COVID-19 has turned upside down plans for bringing together the fellows from both cohorts for policy engagement training and to share and exchange about their research and policy engagement activities. With the excellent efforts of the team at the African Population and Health Research Center (APHRC), however, the policy communications and engagement training is now taking place remotely through a series of monthly online virtual workshops that bring the fellows together. These will continue into the spring of 2021. These will be followed up by one-on-one mentoring.

The fellows recently filled out an anonymous online survey evaluating the training. They especially valued the practically oriented sessions on how to craft a compelling message from one’s research, how to do stakeholder mapping and how to track policy. Several fellows indicated they anticipated applying what they had learned in the workshops to other research projects as well as transferring these skills to their students and other researchers. Fellows also valued the orientation to the nature of the policy realm, such as learning how to adapt to a dynamic policy environment. The project is especially grateful to APHRC for successfully adapting the training to a virtual platform and most recently incorporating French translation. The workshops have been video recorded and recordings made available to the fellows for reference or to use with the teams in their home institutions – perhaps one benefit of long-distance work during Covid that would not have been possible with live meeting sessions.
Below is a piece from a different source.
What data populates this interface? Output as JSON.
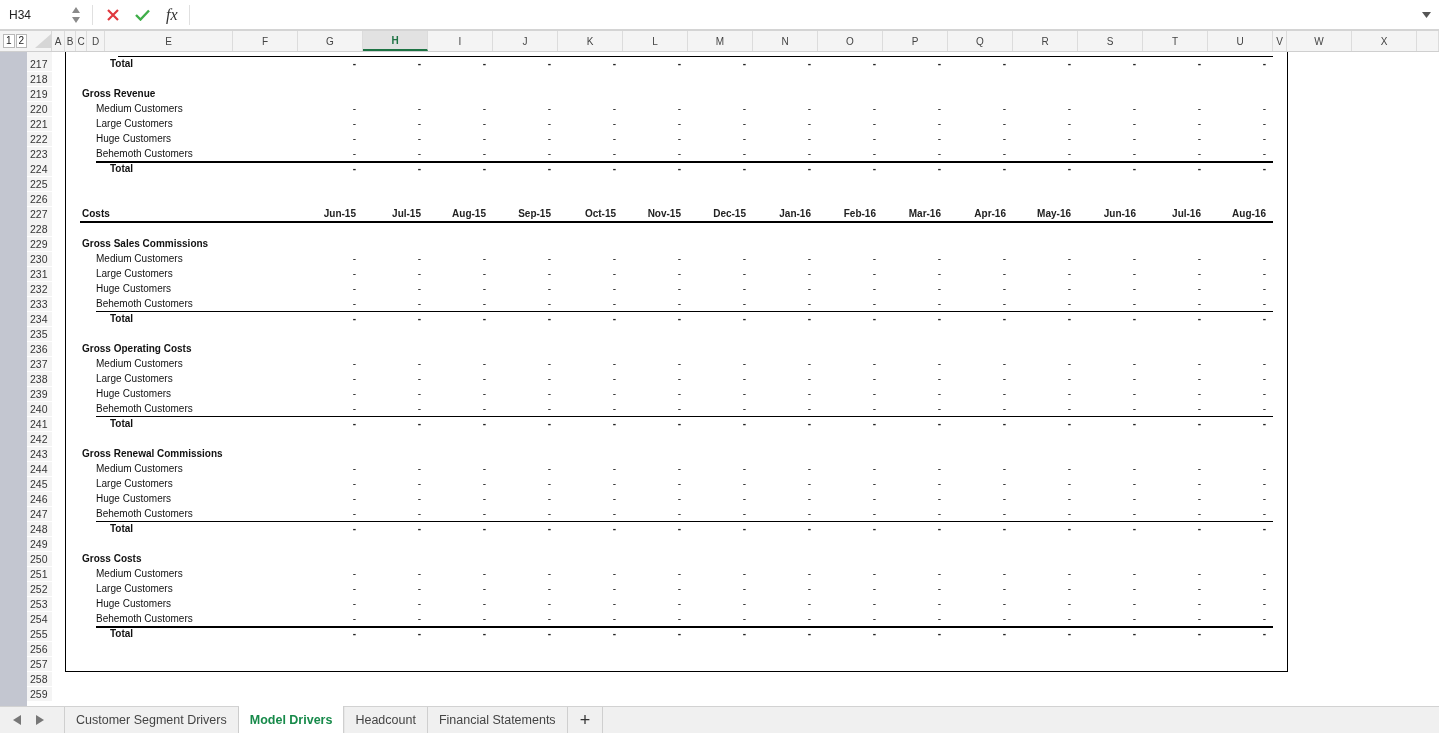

We hope by the end of 2021 and into 2022 fellows of both cohorts will have opportunities to present the results of their work at in-person events where they can exchange with each other and with those working in urban development and family planning to address the specific challenges of accessing FP in urban areas.

This project is funded by a grant from the Bill and Melinda Gates Foundation to support a 4-year project to produce policy-relevant evidence on the effects of family planning and fertility change on urban welfare. The grant provides fellowships to 15 early-to-mid career researchers in sub-Saharan Africa to conduct research. The project includes mentoring and training activities as well as funds for policy outreach at local, national and international levels. The project's ultimate aim is to raise awareness of the contributions of family planning to sustainable cities among urban planners and policymakers and put family planning on the urban policy agenda where it has been largely absent.